Levine, al pari di altri mostri sacri quali Warren Spector ed Hideo Kojima, è riuscito nell’ardua impresa di consegnare agli utenti un mondo vivo e pulsante in cui i personaggi incontrati non solo si muovevano ma vivevano di vita propria.

A completare l’offerta di questo Bioshock: The Collection giungono i contenuti aggiuntivi che, seppure scissi dal gaming vero e proprio, ci permettono di approfondire la conoscenza di un universo variegato e multisfaccettato quale è quello concepito da Ken Levine: per chi volesse saperne di più sulla concezione del capitolo originale è presente infatti un videodocumentario contenente un pingue commento del regista, che si apre agli utenti/fan spiegando a cuore aperto tutte le fasi che portarono alla concezione del tanto amato universo alternativo di Bioshock, andando a rivelare miti e messaggi nascosti fin’anche nei più piccoli oggetti disposti nel mondo di gioco, ad ulteriore riprova della incredibile cura riposta dai ragazzi di Irrational Games nella realizzazione della loro avventura madre.
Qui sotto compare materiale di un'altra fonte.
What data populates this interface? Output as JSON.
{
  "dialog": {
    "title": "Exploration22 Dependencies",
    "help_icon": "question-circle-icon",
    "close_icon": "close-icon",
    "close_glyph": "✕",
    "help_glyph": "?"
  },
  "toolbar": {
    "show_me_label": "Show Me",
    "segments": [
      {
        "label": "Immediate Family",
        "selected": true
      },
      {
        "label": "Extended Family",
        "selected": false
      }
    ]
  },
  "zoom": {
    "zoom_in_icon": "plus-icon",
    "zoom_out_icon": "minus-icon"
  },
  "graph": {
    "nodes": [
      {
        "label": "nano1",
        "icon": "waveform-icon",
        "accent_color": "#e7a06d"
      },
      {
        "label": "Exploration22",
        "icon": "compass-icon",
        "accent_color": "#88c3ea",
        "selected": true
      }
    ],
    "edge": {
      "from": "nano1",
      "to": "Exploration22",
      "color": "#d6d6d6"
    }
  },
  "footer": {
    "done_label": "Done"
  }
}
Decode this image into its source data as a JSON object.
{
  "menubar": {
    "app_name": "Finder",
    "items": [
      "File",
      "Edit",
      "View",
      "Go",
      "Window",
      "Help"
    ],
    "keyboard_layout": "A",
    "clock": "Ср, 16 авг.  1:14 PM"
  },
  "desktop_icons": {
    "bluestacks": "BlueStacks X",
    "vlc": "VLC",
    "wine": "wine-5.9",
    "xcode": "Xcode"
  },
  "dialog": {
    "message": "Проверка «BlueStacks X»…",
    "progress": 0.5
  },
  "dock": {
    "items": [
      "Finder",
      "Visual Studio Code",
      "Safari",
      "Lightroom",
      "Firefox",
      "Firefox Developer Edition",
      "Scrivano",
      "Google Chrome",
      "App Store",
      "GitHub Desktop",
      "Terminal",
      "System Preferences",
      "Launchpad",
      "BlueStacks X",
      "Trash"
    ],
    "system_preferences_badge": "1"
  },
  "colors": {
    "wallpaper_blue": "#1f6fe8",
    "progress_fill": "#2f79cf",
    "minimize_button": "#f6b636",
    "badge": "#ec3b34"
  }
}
Spicca inoltre una interessantissima sezione “Museo”, segmento realizzato appositamente per tutti i feticisti di Rapture & Co: sarà infatti possibile accedere e visionare nei minimi dettagli una serie di bozze e schizzetti preparatori che non avevano mai lasciato, prima d’ora, le segrete stanze dello studio di programmazione, dandoci un ulteriore punto di vista sulle metodologie di creazione e di progettazione utilizzate dai ragazzi al soldo di Ken Levine.

Conclusioni

Approcciarsi alla riedizione in alta definizione di giochi quali i tre Bioshock non è mai facile: l’elevatissimo livello degli originali, unitamente alla fama di infallibilità costruitasi attorno ai ragazzi di Irrational Games, ha fatto si che montasse hype attorno l’uscita di questa collection, fatto inusuale per una “comunissima” remaster che, alla fine, tanto comune non è stata.

Blind Squirrel Studios, responsabile della conversione in alta definizione di queste tre pietre miliari del gaming che conta, ci ha regalato una versione pressoché perfetta degli stessi mantenendo inalterate, come è giusto che fosse, le pur legnose dinamiche di gameplay e ritoccando pesantemente un già di suo ottimo comparto grafico, ora tirato a lucido nel fulgore dei 1080p. Stona pesantemente, in questa alea di perfezione, la mancata ottimizzazione del frame-rate, si sbloccato e capace di raggiungere la soglia record di 60fps ma, ahinoi, ballerino e soggetto ad ingenti rallentamenti nelle fasi più concitate e la poca cura riservata, contrariamente a quanto fatto per i protagonisti e per gli antagonisti principali, alla attualizzazione poligonale-grafica del mondo di gioco.

A completare il tutto giungono l’inserimento di tutti i contenuti aggiuntivi single player rilasciati nel corso degli anni (mancano invece le modalità multiplayer viste in Bioshock Infinite) e la presenza di extra che qualsiasi appassionato dell’universo creato da Ken Levine non può perdere. L’acquisto è consigliato a tutti: è difficile, anche dopo svariati anni dall’uscita degli originali, trovare giochi così complessi ed appaganti in circolazione.